The Lookout Mt. climb not only was long, at about 15 minutes when we just rode up it, it was also steep. A 28 tooth cassette was the way to go without a doubt and my legs were thanking me during the race.
Rolled out in the morning early to the course and were the first team there. Watched the women's finish then kitted up and signed in. Most of the racing on the domestic scene is the type of stuff the same sort of thing I did as a Cat 1 so there's not much difference being a Pro. But rolling around before the start of the race it really felt like a whole other level of racing, it was a true big event. There were tons of spectators all around the awesome downtown area of Chattanooga where the circuits were held. It may seem cheesy but was a pretty big deal for me.
The race had two circuts, small 5 mile laps around town then big ones that went out the climb. There were going to be 4 small laps, 4 big laps, then 4 small laps again.
There was no waiting around whatsoever when we rolled off. As soon as the neutral start ended attacks started going left and right. No one was waiting for the climb (which wasn't till mile 25) to get a breakaway off. It full gas until the last of the small circuits before a large group finally got up the road, everyone stopped riding and the break instantly got over 2 minutes up the road. Curtis made a monster move and tried to bridge up solo, and got some serious TV time in the process (yes now there's actually TV's involved here). The Hincapie Devo kids also did a 3 man team time trial attack, but neither made it up.

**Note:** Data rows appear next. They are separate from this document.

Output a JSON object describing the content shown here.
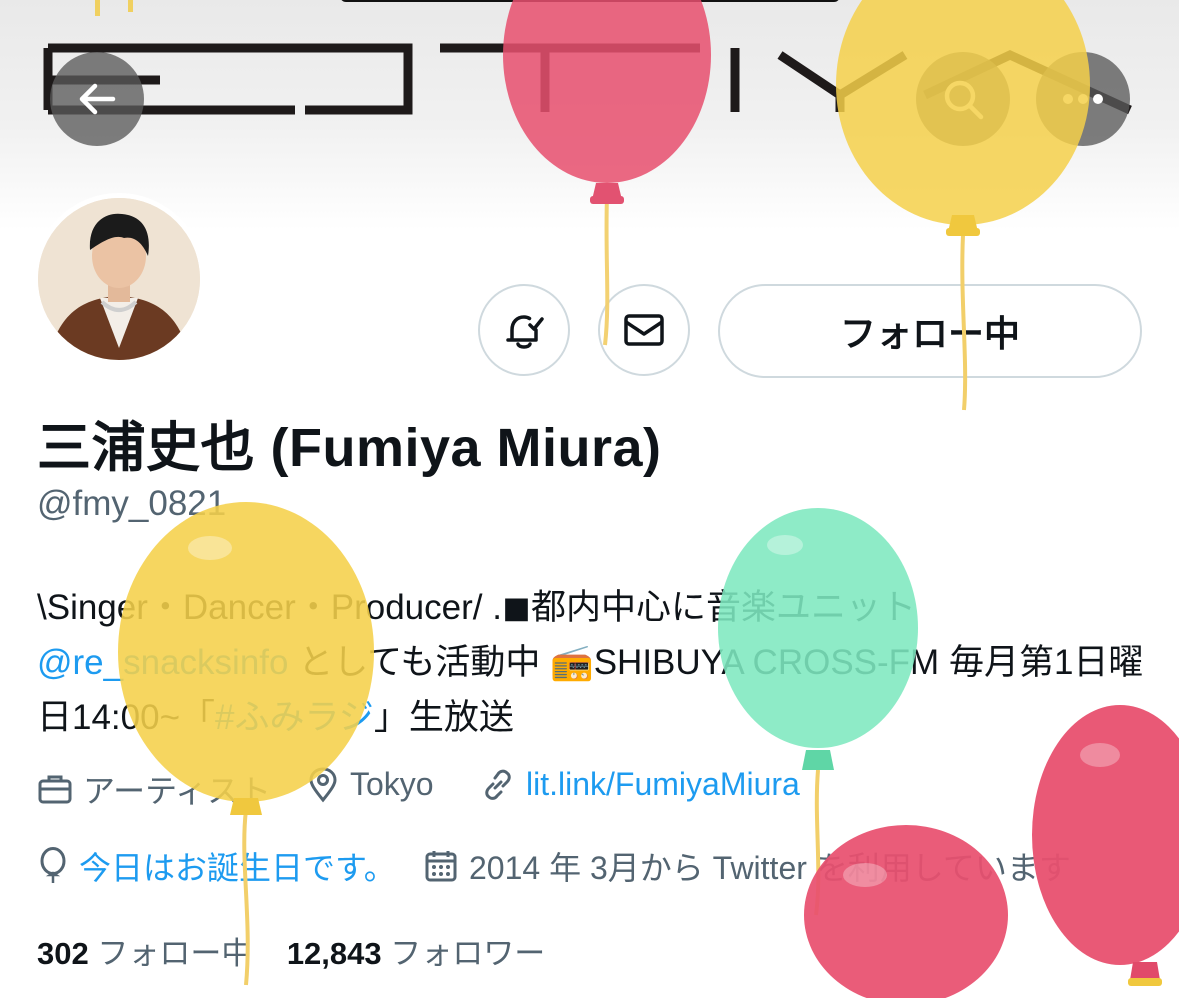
{
  "header": {
    "back_icon": "arrow-left-icon",
    "search_icon": "search-icon",
    "more_icon": "more-icon"
  },
  "profile": {
    "name": "三浦史也 (Fumiya Miura)",
    "handle": "@fmy_0821",
    "follow_label": "フォロー中",
    "bio": {
      "part1": "\\Singer・Dancer・Producer/ .◼︎都内中心に音楽ユニット",
      "mention": "@re_snacksinfo",
      "part2": " としても活動中 📻SHIBUYA CROSS-FM 毎月第1日曜日14:00~「",
      "hashtag": "#ふみラジ",
      "part3": "」生放送"
    },
    "category": "アーティスト",
    "location": "Tokyo",
    "website": "lit.link/FumiyaMiura",
    "birthday": "今日はお誕生日です。",
    "joined": "2014 年 3月から Twitter を利用しています"
  },
  "stats": {
    "following_count": "302",
    "following_label": "フォロー中",
    "followers_count": "12,843",
    "followers_label": "フォロワー"
  },
  "colors": {
    "accent": "#1d9bf0",
    "secondary_text": "#536471",
    "balloon_pink": "#e8506f",
    "balloon_yellow": "#f5d04a",
    "balloon_green": "#7ee8bf"
  }
}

It was tough first time up the climb right from the bottom. There were splits all over the place. The last kilometer of the climb really ramped up and I got a little gaped off, but made it back on the descent. Once we got back onto the main road back into town the chase was on. Bissell was setting tempo on the front to bring the move back. The riding through town was the hardest part of the race. It was a windy day and the buildings really funneled the wind, making the cross winds unpredictable. The circuit also crossed the river twice, which not only meant a sizable climb to get over the river, but serious winds as well.
The second time up the climb was a lot steadier than the first, but with the Bissell team fresh off the Tour of California I got gaped off at the top again, and made it back to the field, again.
The speed did not let up and at this point I was really dogging it. The field was single file nearly the entire time we were off the climb. I was done fairly quickly the third time up the climb and rode by myself in a world of cracked, cramping, hurt.
Turns out getting pulled in a pro race does not equal a finishing position as USACycling shows me as a DNF. It's not a big deal, DNF or 45th or whatever I would've been. But I would've like to be listed as a finisher (yes I know it's not a fondo). Although as soon as I finished the end of the caravan: Ambulance and last few cars blew past me (oops).
So I learned a lot. Mainly that if I want to do well at big events...which is kinda the whole goal here. I need to do a lot more racing (in a constructive training way) or motorpacing. While the climbs were, well just OK for me, the real tough part of the race was the sheer speed that we were going on the flats. There was no rest, and that lack of recovery really hurt me once we'd get back onto the climbs.
So lesson learned. It was a great experience and hope its the first of many.